The second period had some eventful occurrences, but none that would affect the bottom line, and the pair of tallies from the first would not see any more added before they adjourned to their lockers again. The Devils wouldn’t wait long to regain the lead in the third, with Jaromir Jagr threading a nifty pass that Travis Zajac would tip home to put Jersey up 2-1. Mere seconds later Damien Brunner (remember him?) would turn the puck over to the Bruins and Brodeur would go back in time to 1995, making a crucial save to preserve the lead.
A couple of minutes would tick by before the Devils would receive a power play thanks to a tripping call on Gregory Campbell. Zidlicky would strike again, this time off a point slapper, to give the Devils a two goal buffer for the first time. The Bruins would bring the game within a goal on a Brad Marchand power play put back with 16 seconds left; the Devils would play well enough to finish the job and end the 2013-14 campaign with a 3-2 victory.

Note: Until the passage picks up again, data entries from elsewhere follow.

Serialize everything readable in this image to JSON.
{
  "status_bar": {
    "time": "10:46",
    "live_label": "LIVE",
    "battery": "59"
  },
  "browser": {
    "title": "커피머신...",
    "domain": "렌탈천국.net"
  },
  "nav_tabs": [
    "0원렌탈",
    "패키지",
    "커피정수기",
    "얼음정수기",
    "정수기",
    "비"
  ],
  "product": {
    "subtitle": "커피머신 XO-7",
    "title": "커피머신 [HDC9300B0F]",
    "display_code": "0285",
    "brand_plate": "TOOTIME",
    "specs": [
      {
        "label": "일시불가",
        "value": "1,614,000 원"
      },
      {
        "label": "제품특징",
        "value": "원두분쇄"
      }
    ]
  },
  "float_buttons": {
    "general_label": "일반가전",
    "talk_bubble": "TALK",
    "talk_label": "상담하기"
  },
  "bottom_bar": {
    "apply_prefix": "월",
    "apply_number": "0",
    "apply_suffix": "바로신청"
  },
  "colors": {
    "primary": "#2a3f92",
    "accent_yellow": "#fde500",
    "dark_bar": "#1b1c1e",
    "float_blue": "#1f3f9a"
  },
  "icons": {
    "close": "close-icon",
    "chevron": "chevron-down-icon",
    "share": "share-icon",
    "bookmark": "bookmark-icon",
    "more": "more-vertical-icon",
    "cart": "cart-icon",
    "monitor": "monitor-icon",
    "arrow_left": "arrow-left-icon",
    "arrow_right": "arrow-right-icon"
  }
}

The Devils would come out to show their thanks for the fans in what was a disappointing end to their season. And then, in a mere instant, the game, the result and the season would cease to matter. The rest of the active New Jersey roster would cede the spotlight to the man who had backstopped the team for over two decades. Brodeur would salute the crowd, as the cheers grew louder and the chants of “Thank You Marty” began to rain down from every section of the arena.
I and many other fans recognized that more than likely we had just been witness to Marty’s final game and it would be so at least in a Devils uniform. While all we had was cheers, thanks and pictures being taken to commemorate the moment, I think everyone at the Prudential Center felt that we had to do whatever we could to let Marty know what he meant to us and how lucky we were that he was a part of this team. Oddly enough, one of the pictures taken that night is the one at the start of this article and on the right side of the image, the female in the red t-shirt above Brodeur’s blocker is my now wife, then girlfriend and the guy in the red/green retro jersey to her right, with his face being obscured by Marty’s stick, is me.
While this season finale was not my first time attending a Devils game in person, this was my first time seeing Brodeur in a game in person, and after reading weeks (months?) later that the Devils would not be re-signing him, I remember being glad that I was able to see one of the all time greats in action. We as fans sometimes idolize these professionals for their accolades, and I had to write about this game and being there for it because I grew up watching Martin Brodeur. I watched him lift the Stanley Cup all three times; I watched him and the team suffer a number of disappointing early playoff exits in the mid-2000s; I watched him fight off Father Time as the Devils marched to the 2012 Stanley Cup Finals. I idolized his play and how the game had to be changed because of how dynamic and unique he was. After 20 years, I had become accustomed to having Marty as a constant in goal for our Devils and change isn’t easy, especially when what you’re accustomed to is all you’ve ever known.
While he would serve a short stint with the St. Louis Blues before joining their front office for a few seasons, I think everyone including Marty himself knew that he was and always would be a New Jersey Devil. And when I saw the headline yesterday morning, I grinned like an idiot as one simple thought ran through my mind:
Welcome home Martin Brodeur; we missed you.